< 1 Kronieken 28 >

1 Toen vergaderde David te Jeruzalem alle oversten van Israel, de oversten der stammen, en de oversten der verdelingen, den koning dienende, en de oversten der duizenden, en de oversten der honderden, en de oversten van alle have en vee des konings en zijner zonen, met de kamerlingen, en de helden, ja, allen kloeken held.
David assembled all the officials of Israel at Jerusalem: the officials of the tribes, the officers of the divisions that served the king in their scheduled work, the commanders of thousands and of hundreds, the managers over all the property and possessions of the king and of his sons, and the officers and fighting men, including the most skilled of them.
2 En de koning David stond op zijn voeten, en hij zeide: Hoort mij, mijn broeders, en mijn volk! Ik had in mijn hart een huis der rust voor de ark des verbonds des HEEREN te bouwen, en voor de voetbank der voeten onzes Gods, en ik heb gereedschap gemaakt om te bouwen.
Then David the king rose to his feet and said, “Listen to me, my brothers and my people. It was my intention to build a temple for the ark of the covenant of Yahweh; a footstool for our God, and I have made preparations to build it.

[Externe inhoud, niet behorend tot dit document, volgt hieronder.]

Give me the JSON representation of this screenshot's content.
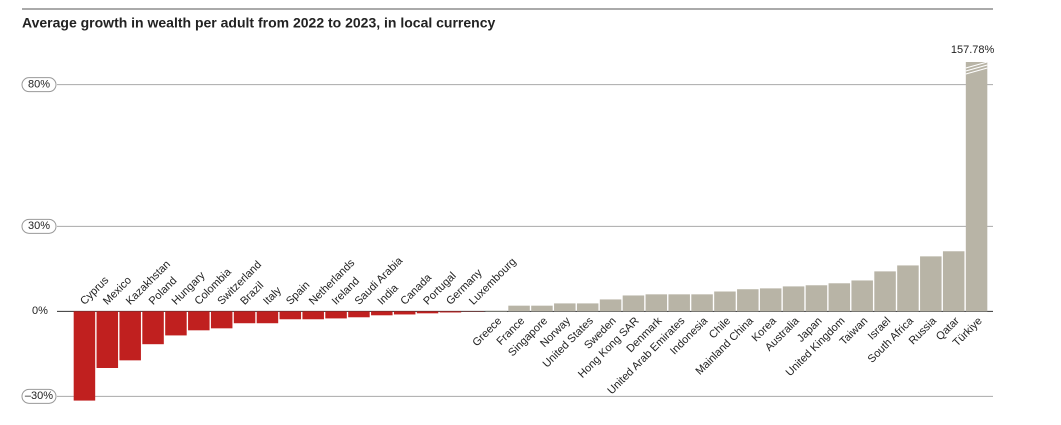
{
  "chart_data": {
    "type": "bar",
    "title": "Average growth in wealth per adult from 2022 to 2023, in local currency",
    "categories": [
      "Cyprus",
      "Mexico",
      "Kazakhstan",
      "Poland",
      "Hungary",
      "Colombia",
      "Switzerland",
      "Brazil",
      "Italy",
      "Spain",
      "Netherlands",
      "Ireland",
      "Saudi Arabia",
      "India",
      "Canada",
      "Portugal",
      "Germany",
      "Luxembourg",
      "Greece",
      "France",
      "Singapore",
      "Norway",
      "United States",
      "Sweden",
      "Hong Kong SAR",
      "Denmark",
      "United Arab Emirates",
      "Indonesia",
      "Chile",
      "Mainland China",
      "Korea",
      "Australia",
      "Japan",
      "United Kingdom",
      "Taiwan",
      "Israel",
      "South Africa",
      "Russia",
      "Qatar",
      "Türkiye"
    ],
    "values": [
      -31.5,
      -20,
      -17.3,
      -11.6,
      -8.5,
      -6.7,
      -6,
      -4.2,
      -4.2,
      -2.8,
      -2.8,
      -2.5,
      -2.1,
      -1.4,
      -1.1,
      -0.7,
      -0.4,
      -0.1,
      0.2,
      2,
      2,
      2.8,
      2.8,
      4.2,
      5.6,
      6,
      6,
      6,
      7,
      7.8,
      8.1,
      8.8,
      9.2,
      9.9,
      10.9,
      14.1,
      16.2,
      19.4,
      21.2,
      157.78
    ],
    "value_labels": [
      null,
      null,
      null,
      null,
      null,
      null,
      null,
      null,
      null,
      null,
      null,
      null,
      null,
      null,
      null,
      null,
      null,
      null,
      null,
      null,
      null,
      null,
      null,
      null,
      null,
      null,
      null,
      null,
      null,
      null,
      null,
      null,
      null,
      null,
      null,
      null,
      null,
      null,
      null,
      "157.78%"
    ],
    "negative_color": "#c0201f",
    "color": "#b8b4a6",
    "ylim": [
      -32,
      88
    ],
    "yticks": [
      {
        "value": -30,
        "label": "–30%"
      },
      {
        "value": 0,
        "label": "0%"
      },
      {
        "value": 30,
        "label": "30%"
      },
      {
        "value": 80,
        "label": "80%"
      }
    ],
    "grid": true
  }
}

3 Maar God heeft tot mij gezegd: Gij zult Mijn Naam geen huis bouwen, want gij zijt een krijgsman, en gij hebt veel bloeds vergoten.
But God said to me, 'You will not build a temple for my name, because you are a man of war and have shed blood.'
4 Nu heeft mij de HEERE, de God Israels, verkoren uit mijns vaders ganse huis, dat ik tot koning over Israel wezen zou in eeuwigheid; want Hij heeft Juda tot een voorganger verkoren, en mijns vaders huis in het huis van Juda; en onder de zonen mijns vaders heeft Hij een welgevallen aan mij gehad, dat Hij mij ten koning maakte over gans Israel.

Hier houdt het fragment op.